Mager claimed there had been no physical contact with the girl aside from hugging, court documents say.

Investigators obtained a court order to take photographs showing scars in Mager's genital area, and police said those were consistent with statements made by the victim.

When asked about that, Mager told police he has pictures of those markings and speculated that the girl must have seen those photos without his knowledge, the affidavit says.

Mager initially had been charged with four felonies including repeated, aggravated sexual assault of a child, which carried a maximum life sentence. His decision to plead guilty to a lesser charge came more than 19 months after he had been arrested and after he already had served significant time in prison and under home detention.

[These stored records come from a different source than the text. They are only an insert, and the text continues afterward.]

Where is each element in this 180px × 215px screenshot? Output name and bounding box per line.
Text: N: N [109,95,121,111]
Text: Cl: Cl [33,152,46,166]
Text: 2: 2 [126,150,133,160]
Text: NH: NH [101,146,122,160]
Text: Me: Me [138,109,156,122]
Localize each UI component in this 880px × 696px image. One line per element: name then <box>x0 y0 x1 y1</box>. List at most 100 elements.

Gartenstein noted that "one of the core principles of the criminal-justice system is the right to confrontation" through a suspect's cross-examination of an accuser. And he told Judge David Suntag that "the state had serious concerns about the costs to this child of proceeding through the rigors of trial."

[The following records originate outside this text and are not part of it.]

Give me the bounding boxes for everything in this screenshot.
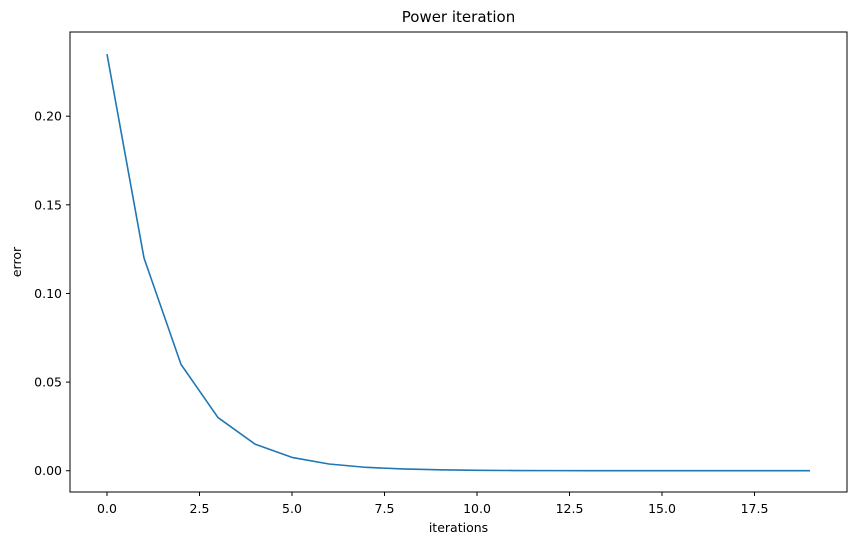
x-axis-ticks: 0.0 2.5 5.0 7.5 10.0 12.5 15.0 17.5 — [97, 492, 768, 516]
plot-frame — [69, 31, 848, 493]
y-tick-label: 0.10 — [34, 286, 62, 301]
x-tick-label: 12.5 — [556, 501, 584, 516]
y-tick-label: 0.20 — [34, 109, 62, 124]
y-tick-label: 0.00 — [34, 463, 62, 478]
x-tick-label: 15.0 — [648, 501, 676, 516]
x-tick-label: 2.5 — [190, 501, 210, 516]
series-layer — [106, 54, 810, 472]
y-tick-label: 0.15 — [34, 197, 62, 212]
y-axis-label: error — [9, 246, 24, 277]
series-line — [106, 54, 810, 472]
x-tick-label: 0.0 — [97, 501, 117, 516]
x-axis-label: iterations — [429, 520, 488, 535]
y-axis-ticks: 0.00 0.05 0.10 0.15 0.20 — [34, 109, 70, 478]
chart-title: Power iteration — [402, 8, 516, 26]
y-tick-label: 0.05 — [34, 375, 62, 390]
x-tick-label: 5.0 — [282, 501, 302, 516]
x-tick-label: 10.0 — [463, 501, 491, 516]
x-tick-label: 7.5 — [375, 501, 395, 516]
x-tick-label: 17.5 — [741, 501, 769, 516]
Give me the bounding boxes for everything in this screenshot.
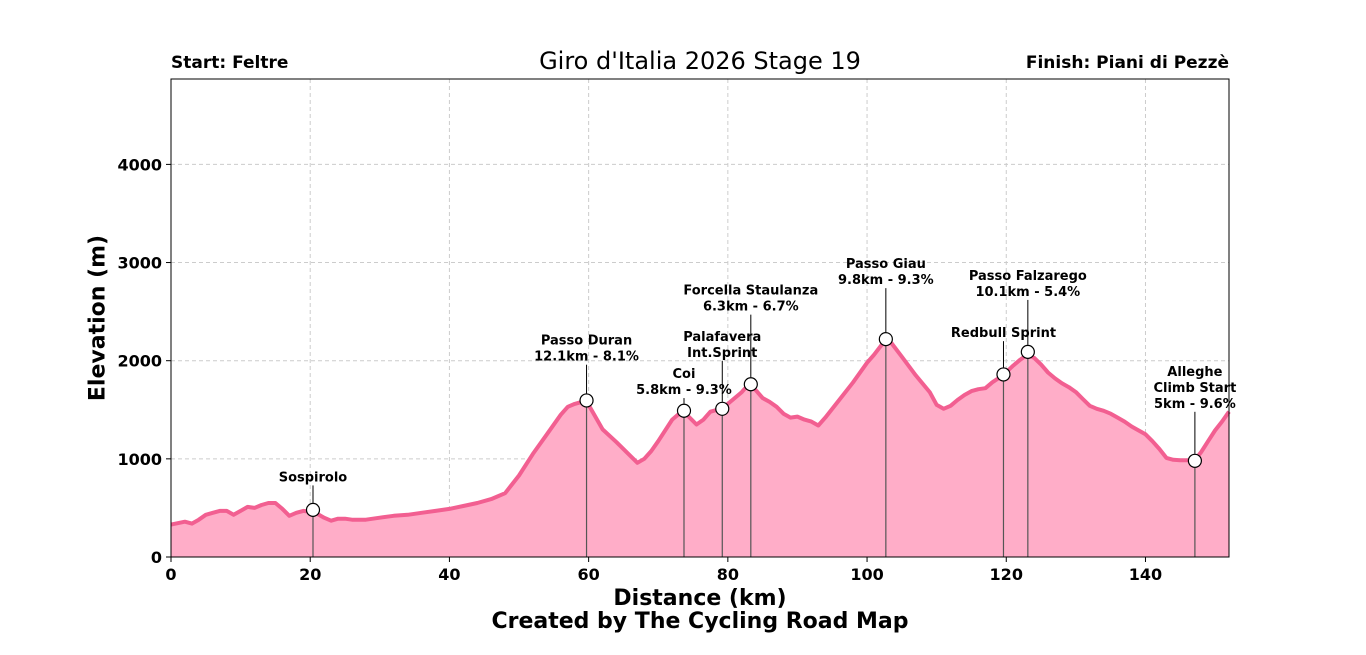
profile-fill — [171, 341, 1229, 557]
marker-label: Palafavera — [683, 330, 761, 345]
marker-point — [305, 502, 321, 517]
marker-label: Forcella Staulanza — [683, 284, 818, 299]
x-tick-label: 20 — [299, 565, 321, 584]
x-tick-label: 140 — [1129, 565, 1162, 584]
marker-label: Redbull Sprint — [951, 326, 1056, 341]
plot-frame — [170, 78, 1230, 558]
marker-point — [715, 401, 730, 416]
marker-label: 5.8km - 9.3% — [636, 383, 732, 398]
marker-label: Passo Falzarego — [969, 269, 1087, 284]
marker-sospirolo: Sospirolo — [279, 470, 348, 557]
y-tick-label: 0 — [151, 548, 162, 567]
x-tick-label: 0 — [165, 565, 176, 584]
x-axis-label: Distance (km) — [613, 586, 787, 611]
marker-label: 6.3km - 6.7% — [703, 300, 799, 315]
y-tick-label: 2000 — [117, 352, 162, 371]
x-tick-label: 40 — [438, 565, 460, 584]
marker-point — [1020, 344, 1035, 359]
marker-label: Alleghe — [1167, 365, 1222, 380]
x-tick-label: 120 — [990, 565, 1023, 584]
marker-label: Int.Sprint — [687, 346, 757, 361]
start-label: Start: Feltre — [171, 53, 289, 73]
marker-point — [1187, 453, 1202, 468]
marker-label: 12.1km - 8.1% — [534, 350, 639, 365]
marker-point — [579, 393, 594, 408]
y-tick-label: 1000 — [117, 450, 162, 469]
marker-point — [996, 367, 1011, 382]
marker-label: Passo Giau — [846, 257, 926, 272]
marker-label: 9.8km - 9.3% — [838, 273, 934, 288]
x-tick-label: 60 — [577, 565, 599, 584]
marker-label: Passo Duran — [541, 334, 632, 349]
marker-point — [878, 332, 893, 347]
marker-label: Coi — [673, 367, 696, 382]
y-tick-label: 4000 — [117, 155, 162, 174]
y-axis-label: Elevation (m) — [85, 234, 111, 402]
x-tick-label: 100 — [850, 565, 883, 584]
y-tick-label: 3000 — [117, 254, 162, 273]
profile-area-group — [170, 339, 1231, 557]
marker-redbull-sprint: Redbull Sprint — [951, 326, 1056, 557]
marker-point — [676, 403, 692, 418]
marker-label: Climb Start — [1153, 381, 1236, 396]
x-tick-label: 80 — [717, 565, 739, 584]
marker-label: Sospirolo — [279, 470, 348, 485]
axis-ticks: 0 20 40 60 80 100 120 140 0 1000 2000 3000 4000 — [117, 155, 1162, 584]
chart-title: Giro d'Italia 2026 Stage 19 — [539, 47, 861, 75]
marker-label: 5km - 9.6% — [1154, 397, 1236, 412]
finish-label: Finish: Piani di Pezzè — [1025, 53, 1229, 73]
marker-point — [743, 377, 758, 392]
credit-text: Created by The Cycling Road Map — [491, 609, 909, 634]
marker-label: 10.1km - 5.4% — [975, 285, 1080, 300]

"From the time that this case arrived at the state's attorney's office, the facts and circumstances of what occurred have been clear," Gartenstein said. "And the state hasn't had hesitation about its ability to prove the charges beyond a reasonable doubt. But it's a case in which the victim is very, very vulnerable."

He read a brief statement submitted by the victim, who said she was "not satisfied" by the case's resolution.

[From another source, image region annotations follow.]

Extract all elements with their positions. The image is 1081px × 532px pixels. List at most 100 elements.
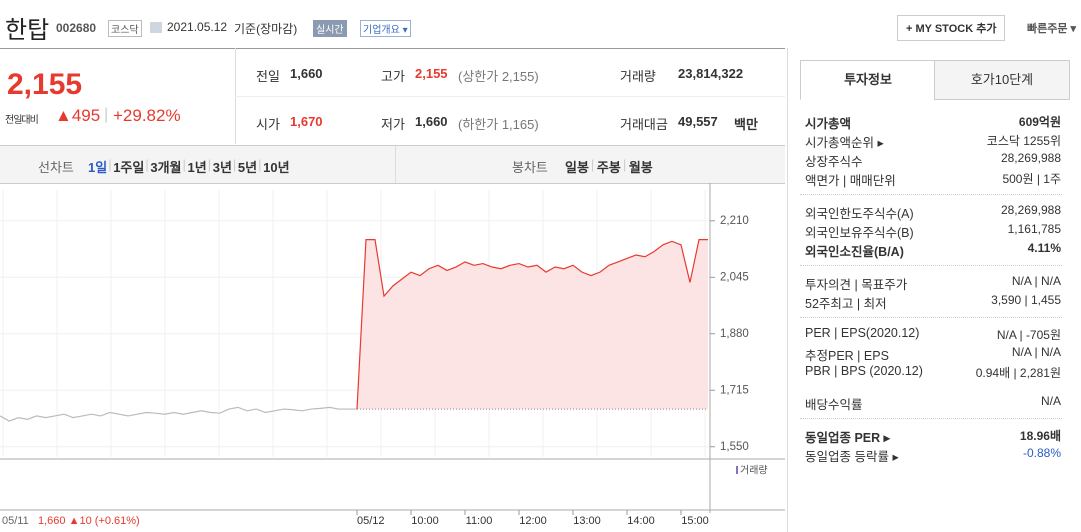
candle-tab[interactable]: 일봉 (565, 160, 589, 175)
period-tab[interactable]: 10년 (263, 160, 290, 175)
info-row: 상장주식수 28,269,988 (805, 151, 1061, 169)
info-value: N/A (1040, 394, 1061, 408)
info-row: PBR | BPS (2020.12) 0.94배 | 2,281원 (805, 364, 1061, 381)
period-tab[interactable]: 3개월 (150, 160, 182, 175)
quick-order[interactable]: 빠른주문 ▾ (1027, 23, 1077, 35)
divider (235, 96, 785, 97)
unit: 백만 (734, 117, 758, 132)
value: 1,660 (415, 114, 448, 129)
info-row: 시가총액순위 ▸ 코스닥 1255위 (805, 132, 1061, 150)
label: 시가 (256, 117, 280, 132)
info-label: 추정PER | EPS (805, 349, 889, 363)
info-value: N/A | N/A (1011, 345, 1061, 359)
info-row: 외국인보유주식수(B) 1,161,785 (805, 222, 1061, 240)
x-tick-label: 05/12 (357, 515, 385, 527)
label: 거래량 (620, 69, 656, 84)
mystock-button[interactable]: + MY STOCK 추가 (897, 15, 1006, 41)
value: 49,557 (678, 114, 718, 129)
period-tab[interactable]: 1년 (187, 160, 207, 175)
separator: | (258, 157, 262, 172)
line (356, 239, 708, 410)
info-value: 0.94배 | 2,281원 (975, 366, 1061, 380)
x-tick-label: 15:00 (681, 515, 709, 527)
value: 1,660 (290, 66, 323, 81)
y-tick-label: 1,880 (720, 328, 749, 340)
y-tick-label: 1,715 (720, 384, 749, 396)
area (357, 239, 708, 410)
info-tab[interactable]: 호가10단계 (934, 60, 1070, 100)
prev-close: 1,660 ▲10 (+0.61%) (38, 515, 140, 527)
info-label: 동일업종 PER ▸ (805, 431, 890, 445)
limit: (하한가 1,165) (458, 117, 539, 132)
info-value: 코스닥 1255위 (986, 134, 1061, 148)
info-tab[interactable]: 투자정보 (800, 60, 936, 100)
legend-label: 거래량 (740, 465, 768, 477)
info-label: 상장주식수 (805, 155, 863, 169)
calendar-icon (150, 22, 162, 33)
candle-tab[interactable]: 월봉 (628, 160, 653, 175)
info-row: 외국인소진율(B/A) 4.11% (805, 241, 1061, 259)
separator: | (590, 157, 595, 172)
x-tick-label: 13:00 (573, 515, 601, 527)
period-tab[interactable]: 1주일 (113, 160, 145, 175)
separator: | (232, 157, 237, 172)
info-row: 투자의견 | 목표주가 N/A | N/A (805, 274, 1061, 292)
market-badge: 코스닥 (108, 20, 142, 37)
label: 고가 (381, 69, 405, 84)
info-row: 시가총액 609억원 (805, 113, 1061, 131)
info-label: 52주최고 | 최저 (805, 297, 887, 311)
info-value: N/A | N/A (1011, 274, 1061, 288)
chart-tab-bar (0, 145, 785, 184)
info-value: 3,590 | 1,455 (991, 293, 1061, 307)
change-rate: +29.82% (113, 106, 181, 125)
info-row: PER | EPS(2020.12) N/A | -705원 (805, 326, 1061, 343)
info-value: 609억원 (1018, 115, 1061, 129)
x-tick-label: 10:00 (411, 515, 439, 527)
limit: (상한가 2,155) (458, 69, 539, 84)
info-row: 외국인한도주식수(A) 28,269,988 (805, 203, 1061, 221)
info-row: 추정PER | EPS N/A | N/A (805, 345, 1061, 363)
separator: | (622, 157, 627, 172)
y-tick-label: 2,210 (720, 215, 749, 227)
stock-code: 002680 (56, 21, 97, 35)
period-tab[interactable]: 1일 (88, 160, 108, 175)
divider (800, 418, 1062, 419)
info-value: 1,161,785 (1007, 222, 1061, 236)
info-row: 동일업종 PER ▸ 18.96배 (805, 427, 1061, 445)
separator: | (108, 157, 112, 172)
info-label: 투자의견 | 목표주가 (805, 278, 908, 292)
separator: | (182, 157, 186, 172)
x-tick-label: 14:00 (627, 515, 655, 527)
legend-swatch (736, 466, 738, 474)
divider (800, 265, 1062, 266)
line (0, 406, 357, 422)
info-value: 4.11% (1027, 241, 1061, 255)
y-tick-label: 1,550 (720, 441, 749, 453)
info-label: 외국인보유주식수(B) (805, 226, 914, 240)
prev-close: 1,660 (38, 515, 66, 527)
period-tab[interactable]: 5년 (237, 160, 258, 175)
period-tab[interactable]: 3년 (212, 160, 232, 175)
realtime-badge[interactable]: 실시간 (313, 20, 347, 37)
info-value: N/A | -705원 (996, 328, 1061, 342)
chart: 2,210 2,045 1,880 1,715 1,550 거래량 05/12 10:00 11… (0, 183, 785, 527)
label: 거래대금 (620, 117, 668, 132)
change: ▲495 (55, 106, 101, 125)
tab-label: 봉차트 (512, 160, 548, 175)
info-value: -0.88% (1022, 446, 1061, 460)
info-value: 500원 | 1주 (1002, 172, 1061, 186)
prev-date: 05/11 (2, 515, 29, 527)
divider (787, 48, 788, 532)
info-label: 액면가 | 매매단위 (805, 174, 896, 188)
stock-name: 한탑 (5, 17, 50, 44)
candle-tab[interactable]: 주봉 (596, 160, 621, 175)
info-label: PER | EPS(2020.12) (805, 326, 920, 340)
info-row: 52주최고 | 최저 3,590 | 1,455 (805, 293, 1061, 311)
x-tick-label: 12:00 (519, 515, 547, 527)
info-label: 외국인소진율(B/A) (805, 245, 904, 259)
company-button[interactable]: 기업개요 ▾ (360, 20, 411, 37)
info-value: 28,269,988 (1000, 203, 1061, 217)
info-value: 28,269,988 (1000, 151, 1061, 165)
date: 2021.05.12 (167, 20, 228, 34)
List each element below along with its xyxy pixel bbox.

"I know Dan has ‘served his time.' I feel that he hasn't shown that he understands what he did was wrong ... I feel he should continue to stay on house arrest until he shows continuous stabilization," the victim wrote. "I know that what I want will be way too much to ask for; however, I don't feel like the time he has served is enough for what he did."

Gartenstein said both the victim's mother and her legal guardian "were of the view that this was an appropriate disposition of this case." He also read into the record a statement from the girl's mother, who wrote that she "will never understand how an adult can sexually abuse a child."

"There never was a doubt in my mind that Dan was guilty. Why? Because I didn't raise my children to lie," the victim's mother wrote. "As you already know, Dan's actions have caused so much pain to (the victim), her family, to friends and community. Maybe not today or one year from now, but one day, (the victim) will be able to hold her head high and proud and realize that she was the child and Dan was the adult."

Given a chance to address the court, both Mager and his defense attorney, David Reid, declined. Suntag then accepted both the plea agreement and the recommended sentence while also noting the lack of comment from Mager and his attorney.

"I don't know what this means for your future or your attitude. I haven't heard anything," Suntag told Mager.

The judge added that, "clearly, any child -- it doesn't really matter where that child is coming from -- will suffer greatly when taken advantage of."